London Bridge is Falling Down by Christopher Fowler (Bantam/Random House. digital galley): The Home Office is again shutting down the Peculiar Crimes Unit, but this time it’s for real. Still, ancient detectives Arthur Bryant and John May discover an open case in the death of a 91-year-old woman, a former security expert. Her demise, though, is soon linked to that of several other peculiar deaths by way of a toy replica of London Bridge. If this is, indeed, the end of the PCU, it’s a doozy of a finale for Bryant and May. I’m going to miss them.
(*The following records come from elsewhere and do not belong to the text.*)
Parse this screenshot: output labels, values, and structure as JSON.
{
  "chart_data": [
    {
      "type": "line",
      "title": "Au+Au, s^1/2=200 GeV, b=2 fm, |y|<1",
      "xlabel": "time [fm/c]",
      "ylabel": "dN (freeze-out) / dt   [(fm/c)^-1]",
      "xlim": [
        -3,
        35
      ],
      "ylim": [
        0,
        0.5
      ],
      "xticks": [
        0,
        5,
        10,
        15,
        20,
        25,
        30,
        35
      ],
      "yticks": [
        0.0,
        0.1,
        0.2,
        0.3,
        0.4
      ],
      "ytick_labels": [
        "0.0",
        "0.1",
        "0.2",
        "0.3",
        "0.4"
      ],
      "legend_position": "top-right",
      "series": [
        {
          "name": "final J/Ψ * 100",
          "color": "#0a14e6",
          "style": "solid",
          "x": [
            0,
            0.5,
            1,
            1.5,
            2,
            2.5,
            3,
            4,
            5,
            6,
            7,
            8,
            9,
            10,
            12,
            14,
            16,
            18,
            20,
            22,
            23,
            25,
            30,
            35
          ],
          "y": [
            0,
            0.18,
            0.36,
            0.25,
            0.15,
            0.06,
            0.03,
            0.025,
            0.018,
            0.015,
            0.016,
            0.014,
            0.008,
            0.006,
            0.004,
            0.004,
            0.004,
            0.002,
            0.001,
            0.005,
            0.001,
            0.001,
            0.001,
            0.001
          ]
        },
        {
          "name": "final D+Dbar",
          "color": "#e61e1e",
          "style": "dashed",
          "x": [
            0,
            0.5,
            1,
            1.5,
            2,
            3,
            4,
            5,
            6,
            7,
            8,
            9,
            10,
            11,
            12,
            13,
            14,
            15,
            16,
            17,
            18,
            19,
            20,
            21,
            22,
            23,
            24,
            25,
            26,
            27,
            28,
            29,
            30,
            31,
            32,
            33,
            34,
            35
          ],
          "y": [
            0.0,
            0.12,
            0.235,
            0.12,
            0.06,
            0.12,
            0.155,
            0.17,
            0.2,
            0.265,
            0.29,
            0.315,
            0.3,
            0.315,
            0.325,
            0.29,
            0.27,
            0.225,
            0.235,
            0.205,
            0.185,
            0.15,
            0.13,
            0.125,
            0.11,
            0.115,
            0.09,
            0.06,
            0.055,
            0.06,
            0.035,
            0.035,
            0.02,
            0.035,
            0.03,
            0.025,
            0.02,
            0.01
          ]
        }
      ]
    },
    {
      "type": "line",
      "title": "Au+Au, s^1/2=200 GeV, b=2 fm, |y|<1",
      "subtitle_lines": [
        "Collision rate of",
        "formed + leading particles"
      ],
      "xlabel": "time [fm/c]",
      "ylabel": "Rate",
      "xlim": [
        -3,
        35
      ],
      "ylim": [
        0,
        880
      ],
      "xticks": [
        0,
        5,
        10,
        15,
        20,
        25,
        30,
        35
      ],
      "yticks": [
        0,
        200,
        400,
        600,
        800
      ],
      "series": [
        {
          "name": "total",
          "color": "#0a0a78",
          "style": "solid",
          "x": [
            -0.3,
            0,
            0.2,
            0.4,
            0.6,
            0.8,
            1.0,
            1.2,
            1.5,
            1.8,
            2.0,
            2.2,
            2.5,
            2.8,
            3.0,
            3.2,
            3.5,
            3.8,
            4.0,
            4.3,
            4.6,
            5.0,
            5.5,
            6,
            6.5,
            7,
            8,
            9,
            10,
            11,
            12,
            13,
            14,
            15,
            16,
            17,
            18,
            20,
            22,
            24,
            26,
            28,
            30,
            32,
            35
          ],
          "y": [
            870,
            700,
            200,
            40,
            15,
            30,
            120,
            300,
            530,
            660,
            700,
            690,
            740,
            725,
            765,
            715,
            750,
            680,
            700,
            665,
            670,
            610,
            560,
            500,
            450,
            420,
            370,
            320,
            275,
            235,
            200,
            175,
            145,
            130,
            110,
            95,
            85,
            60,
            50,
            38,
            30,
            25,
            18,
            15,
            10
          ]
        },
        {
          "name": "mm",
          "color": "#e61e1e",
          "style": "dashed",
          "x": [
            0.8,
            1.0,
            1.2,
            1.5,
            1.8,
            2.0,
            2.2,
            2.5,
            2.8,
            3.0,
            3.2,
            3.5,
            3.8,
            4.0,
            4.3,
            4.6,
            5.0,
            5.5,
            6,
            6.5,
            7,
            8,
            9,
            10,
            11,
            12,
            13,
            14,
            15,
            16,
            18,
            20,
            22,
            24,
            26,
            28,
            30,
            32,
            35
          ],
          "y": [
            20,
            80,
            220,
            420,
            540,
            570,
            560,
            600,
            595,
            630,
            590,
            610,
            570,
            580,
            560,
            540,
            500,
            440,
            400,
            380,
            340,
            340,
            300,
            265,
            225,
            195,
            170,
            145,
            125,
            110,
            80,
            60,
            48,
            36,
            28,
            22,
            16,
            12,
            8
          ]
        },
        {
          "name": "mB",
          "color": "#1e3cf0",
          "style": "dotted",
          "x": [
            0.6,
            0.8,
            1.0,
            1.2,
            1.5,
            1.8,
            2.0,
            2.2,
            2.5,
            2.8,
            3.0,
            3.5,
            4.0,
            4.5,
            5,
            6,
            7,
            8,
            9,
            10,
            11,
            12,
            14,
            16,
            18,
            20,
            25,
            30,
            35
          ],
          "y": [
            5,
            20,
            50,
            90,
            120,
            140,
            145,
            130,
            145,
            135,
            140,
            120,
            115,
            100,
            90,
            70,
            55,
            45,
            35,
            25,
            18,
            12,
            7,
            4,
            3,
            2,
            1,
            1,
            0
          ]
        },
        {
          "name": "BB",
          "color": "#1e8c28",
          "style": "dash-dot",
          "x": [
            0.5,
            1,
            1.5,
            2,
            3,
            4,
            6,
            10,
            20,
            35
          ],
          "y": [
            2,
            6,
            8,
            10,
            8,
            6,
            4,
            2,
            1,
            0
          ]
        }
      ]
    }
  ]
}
Thanks for the mysteries.
Wyman and the Florida Knights by Larry Baker (Ice Cube Press, ARC): Call it Florida Gothic. In the first half of his entertaining novel, Larry Baker recounts the fabled history of the Knights, who settle in the Florida wilds north of Orlando in 1866. In the second half, famous portrait painter Peter Wyman tries to escape his past by disappearing in Knightville in 2016, but his presence leads to the unraveling of Knight family secrets. There’s passion, betrayal, corruption, murder, an unmarked grave and a mythic black panther.
Beautiful World, Where Are You by Sally Rooney (Farrar, Straus & Giroux, hardcover): More like Conversations with Friends than Normal People, Rooney’s smart comedy of manners finds best friends Alice and Eileen worried about turning 30 and the sorry state of the world, but also about finding love and connection. Successful novelist Alice begins seeing factory worker Felix, while literary editor Eileen turns to her old childhood friend Simon. Rooney’s writing is addictive in its clarity and precision.
When Ghosts Come Home by Wiley Cash (William Morrow, digital galley): A low-flying plane and a body on a rural runway kick off Cash’s Southern-noir tinged tale. But the murder mystery is just the frame for a layered portrait of a small-town sheriff dealing with racial tensions and personal problems in Reagan-era North Carolina. The ending may come as a surprise, but, in hindsight, it’s inevitable.